Have you ever been in a situation where your company has to choose a new software vendor but there are too many choices and not enough time? Chances are you need an RFP process to help you out.
According to Gartner, a request for proposal (RFP) is both the process and documentation used to solicit bids for potential software solutions —in this case, content management systems, required by a company. An RFP typically outlines the requirements that vendors need to meet if they want to make a bid to your company.
RFPs cover the following processes and documentation:
Commercial terms and condition
Activities involved in the implementation
However, when it comes to sending an RFP to a CMS vendor, you have to be careful about what you ask for because of the amount of work required by both sides. That’s why we’ve prepared a CMS RFP template that will help you expedite the process and keep everyone in the loop, about both what you need, and what the vendor can deliver.
This article provides a template you can use when crafting your own RFP for content management systems.
First Steps Before Choosing A CMS
The RFP template is designed to help companies quickly identify the vendors that meet their needs. It includes a list of questions and evaluation criteria for all parts of the project so it’s quick and easy to compare vendors on an even playing field.
Requests for proposals are always accompanied by detailed project descriptions. Your questions need to include background information about your company and your processes because if you don’t, you risk selecting the wrong CMS solution for your company.
Before picking a CMS vendor, take the following questions into consideration:
What are you trying to accomplish? Understanding your goals, your needs, your current pain points and your own roadmap is a must before you even start drafting RFPs and sending them to a potential vendor. You need to take your business requirements and your technology needs into account before you select a CMS.

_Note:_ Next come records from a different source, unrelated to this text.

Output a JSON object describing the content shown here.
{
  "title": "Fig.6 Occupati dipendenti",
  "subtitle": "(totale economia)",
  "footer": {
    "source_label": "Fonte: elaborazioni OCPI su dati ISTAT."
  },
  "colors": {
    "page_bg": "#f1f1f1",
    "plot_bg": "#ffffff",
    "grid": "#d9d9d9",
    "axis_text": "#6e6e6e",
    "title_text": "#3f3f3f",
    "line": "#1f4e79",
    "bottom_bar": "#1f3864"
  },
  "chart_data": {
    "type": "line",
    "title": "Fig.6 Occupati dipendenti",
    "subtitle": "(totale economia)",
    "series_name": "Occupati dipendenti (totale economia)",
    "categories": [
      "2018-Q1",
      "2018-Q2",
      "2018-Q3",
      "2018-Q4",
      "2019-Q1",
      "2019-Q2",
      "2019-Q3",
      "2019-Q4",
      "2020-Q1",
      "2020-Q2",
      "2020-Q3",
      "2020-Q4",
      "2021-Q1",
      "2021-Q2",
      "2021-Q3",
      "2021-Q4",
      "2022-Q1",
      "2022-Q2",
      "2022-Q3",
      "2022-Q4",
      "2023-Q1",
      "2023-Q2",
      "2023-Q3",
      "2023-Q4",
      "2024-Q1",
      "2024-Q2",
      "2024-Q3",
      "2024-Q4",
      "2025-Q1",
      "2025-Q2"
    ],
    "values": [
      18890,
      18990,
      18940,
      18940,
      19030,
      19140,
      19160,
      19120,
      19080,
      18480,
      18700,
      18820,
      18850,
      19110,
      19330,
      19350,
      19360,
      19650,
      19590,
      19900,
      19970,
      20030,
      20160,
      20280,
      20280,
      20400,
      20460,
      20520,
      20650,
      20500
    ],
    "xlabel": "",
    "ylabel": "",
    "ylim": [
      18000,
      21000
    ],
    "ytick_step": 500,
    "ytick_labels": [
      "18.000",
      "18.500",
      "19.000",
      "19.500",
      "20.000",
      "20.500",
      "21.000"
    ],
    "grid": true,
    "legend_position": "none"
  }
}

How do your roadmaps align? The right CMS can help your company solve issues and grow. Each CMS vendor has its own roadmap they are following. Maybe CMS X has great things to offer right now but they don’t plan to offer specific funcionality you plan to need in the future.
What are some specific requirements? Before you send your RFPs out and have to sift through multiple detailed vendor proposals, you need to have your specific requirements ready. Make a list of the functionalities and features you need, those that would be nice to have, and then focus on the CMS solutions that have those.
How much time are you willing to spend evaluating proposals and making a decision? Having a set RFP timeline with a period of time in which you need to make your decision is a good idea if you want to move forward quickly but orderly. For instance, if you want to start implementing the new CMS in the next six months, it helps to let the vendor and an implementation partner know at the beginning of the process.
Proof-of-Concept: Any vendor can deliver a shiny demo. To really know if CMS is going to work for your company, you need to be able to try it. Having access to a sandbox and being able to build out the most business-critical use cases can give you instant insight.
RFP Template for CMS
Creating an RFP involves looking deeply into your company processes and your plans for growth. Make sure you’ve assessed every aspect of your company to help you identify how your potential vendor and the CMS will help you achieve those goals. Once you’ve done that, you will have gained knowledge about your company and can advance towards the actual RFP.
The best RFP is the one that helps both you and your CMS vendor assess each other’s needs, capabilities, and potential. Here’s an RFP template you can use to find the perfect CMS vendor for your project.
Download RFP Template
What Is Your Company Looking for from A Potential Vendor?
Explain exactly what you’re looking for in the potential CMS vendors. Be colloquial and explain what kind of CMS solution you’re looking for and what you expect from the vendor, customer support, and every other stakeholder involved.
To help narrow down the right CMS solution for you, ask them to answer a list of 3-5 thought-provoking questions or scenarios related to your everyday operations to ensure you’re not receiving canned responses from the vendors.
Plus, those answers might give you an idea of how your prospective vendor works and how its company sees and solves issues.
Shortlisting Potential CMS Vendors
Once you’ve sent your RFP to potential vendors, you might want to create a list of each vendor that has caught your attention. Think about how every platform meets your business requirements and how striking a partnership with a particular vendor might end up affecting your performance and your business outcomes.
Another important thing worth considering is that while it might be tempting to send RFPs to every CMS vendor available, keep in mind that reviewing each request for information needs to be a thorough process, you don’t want to skim and speed just because there is so much information to absorb.
Rather, pre-vet certain vendors based on previous research and keep the list under ten companies or less. Also, don’t select only the most prominent companies; consider both small and larges CMSs as long as they display the capabilities you need.
Remember: the goal of a CMS RFP template is to narrow down your choices and evaluate the candidates that best align with your business objectives. After your initial RFPs, you should have a list of at least three CMSs with whom you can continue conversations with.